POV Bose'a
nie jadłem nic od prawie dwóch tygodni.
I nie zamierzam.
dlaczego?
A dlaczego nie?
Mhm?
No.
I ogólnie.
Wszystko jest do dupy.
Tylko pasta jest do zębów.
I tak wszedłem do gniazda.
A tam- jeden , wielki ambaras.
Ray: MIAŁ BYĆ FIRMOWY DZIEŃ!
Ścios: Daj to , Mika sprawdzę co to jest
Ray: POWIEM CI CO TO JEST- TO JEST ROBOTA , A JEST DZIEŃ FIRMOWY!
Mika: Ale-
Ray: NIE MA 'ALE' ZAMÓWIŁEM JUŻ PIZZE!
to się porobiło.
Ale ty nic nie zjesz , chłopie , zrozumiano?!
Walnąłem się w twarz.
Bose: Spokojnie , dobra, Ray musisz ochłonąć.
Ray MAM OCHŁONĄĆ?! A CO JA JESTEM , LODÓWKA?!
Mika przewróciła oczami.
Mika: Koleś od pizzy czeka na dworze od 20 minut.
Ray: Oooo świetnie.
Bose: O co wam poszło?
Mika: ten pen drive z biura twojego ojca...
Ścios: Co to ma być?
Na ekranie był biały obraz z wielką, rozpikselowaną plamą na środku.
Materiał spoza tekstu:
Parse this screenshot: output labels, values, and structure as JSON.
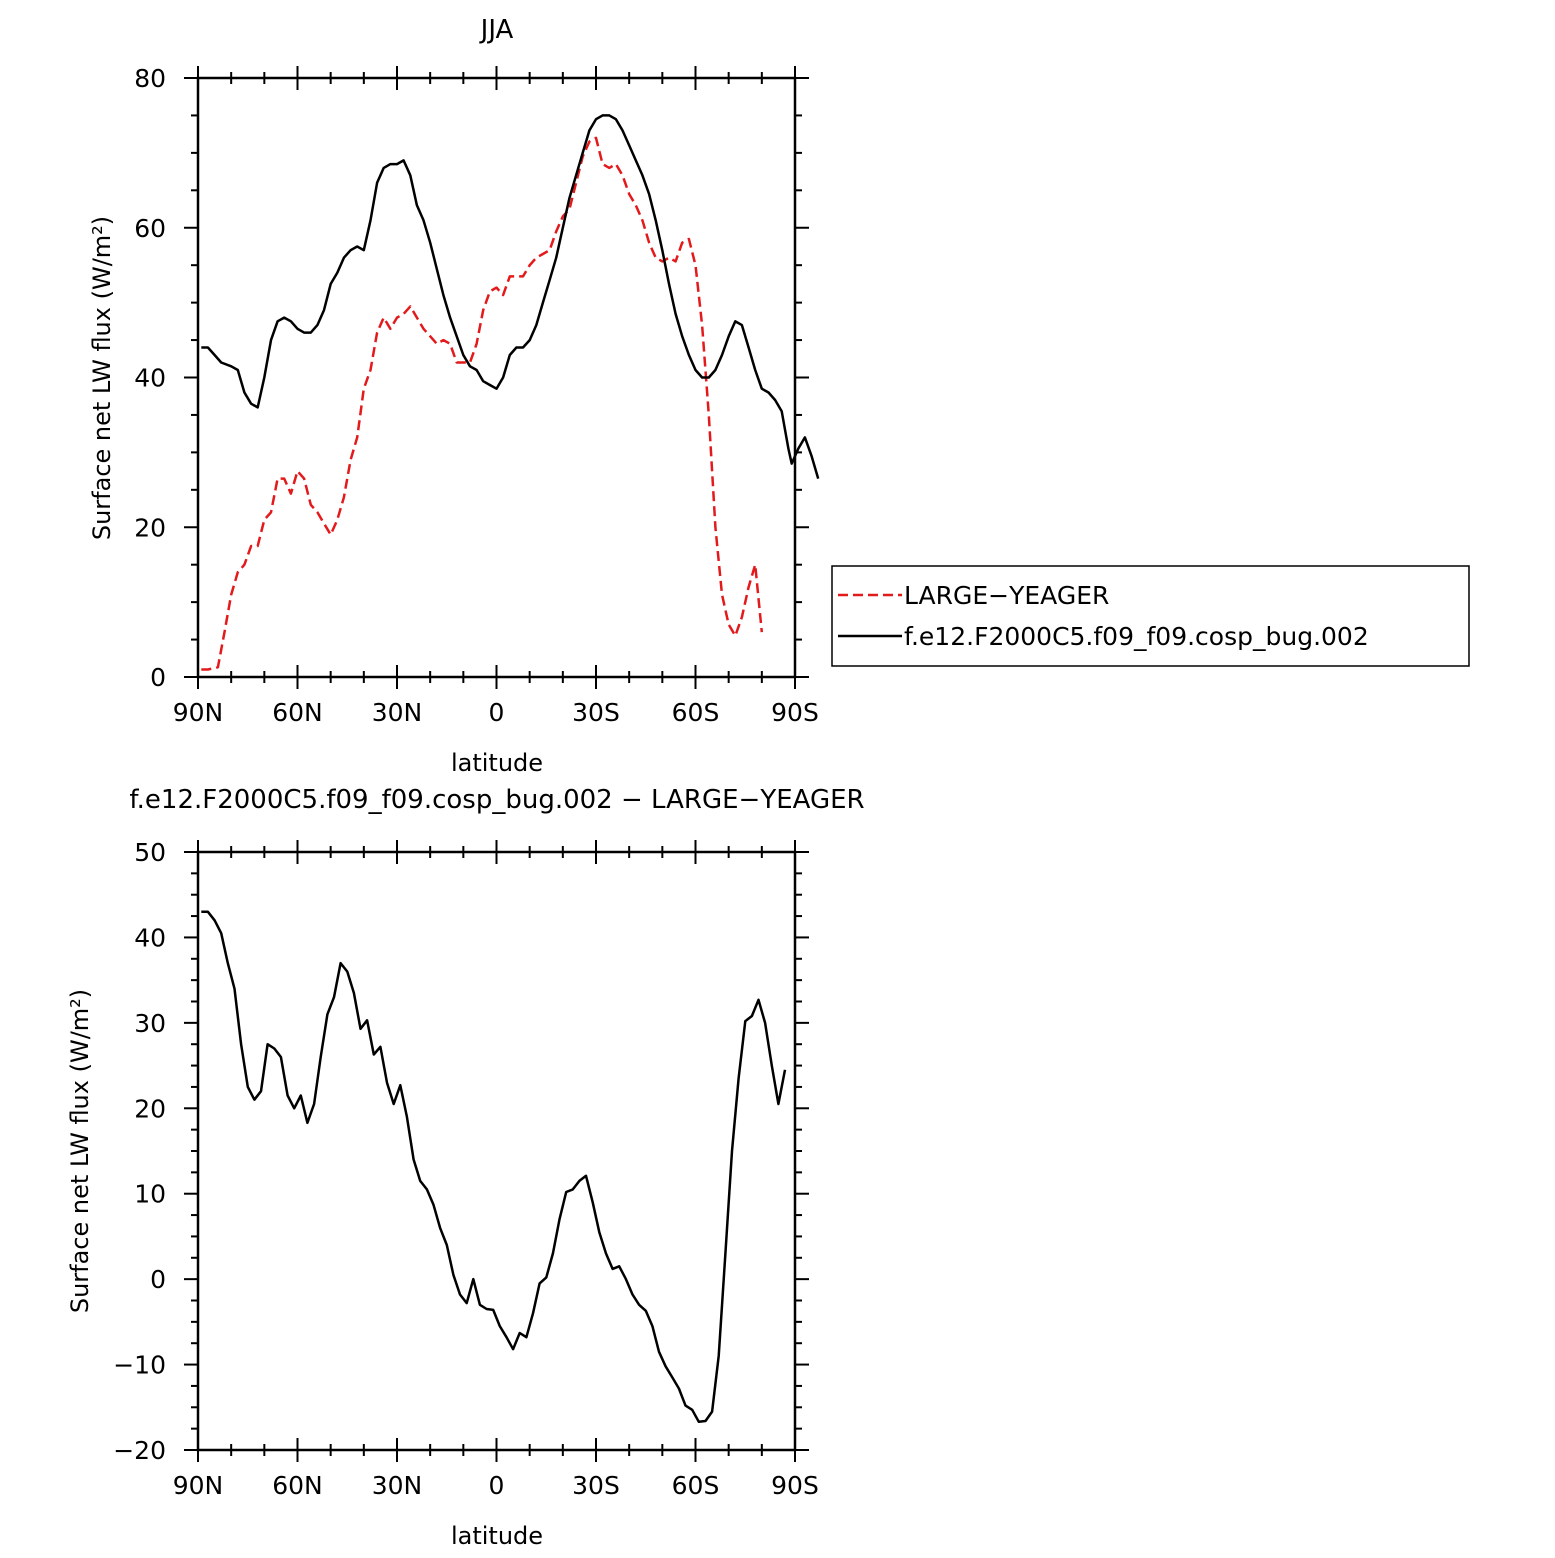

Ścios: Wiem co robić , ale najpierw muszę....
Wtedy wszedł Ray z pizzą
Ray: Musisz załatwić nam FIRMOWY DZIEŃ!
Ścios: W sumie... Popieram Ray'a.
Chapa: no,
Miles: problem rozwiąże się sam.
Mika: okej.
Usiedliśmy na kanapie.
Jasna cholera , czemu pizza ZAWSZE wygląda i pachnie tak świetnie?!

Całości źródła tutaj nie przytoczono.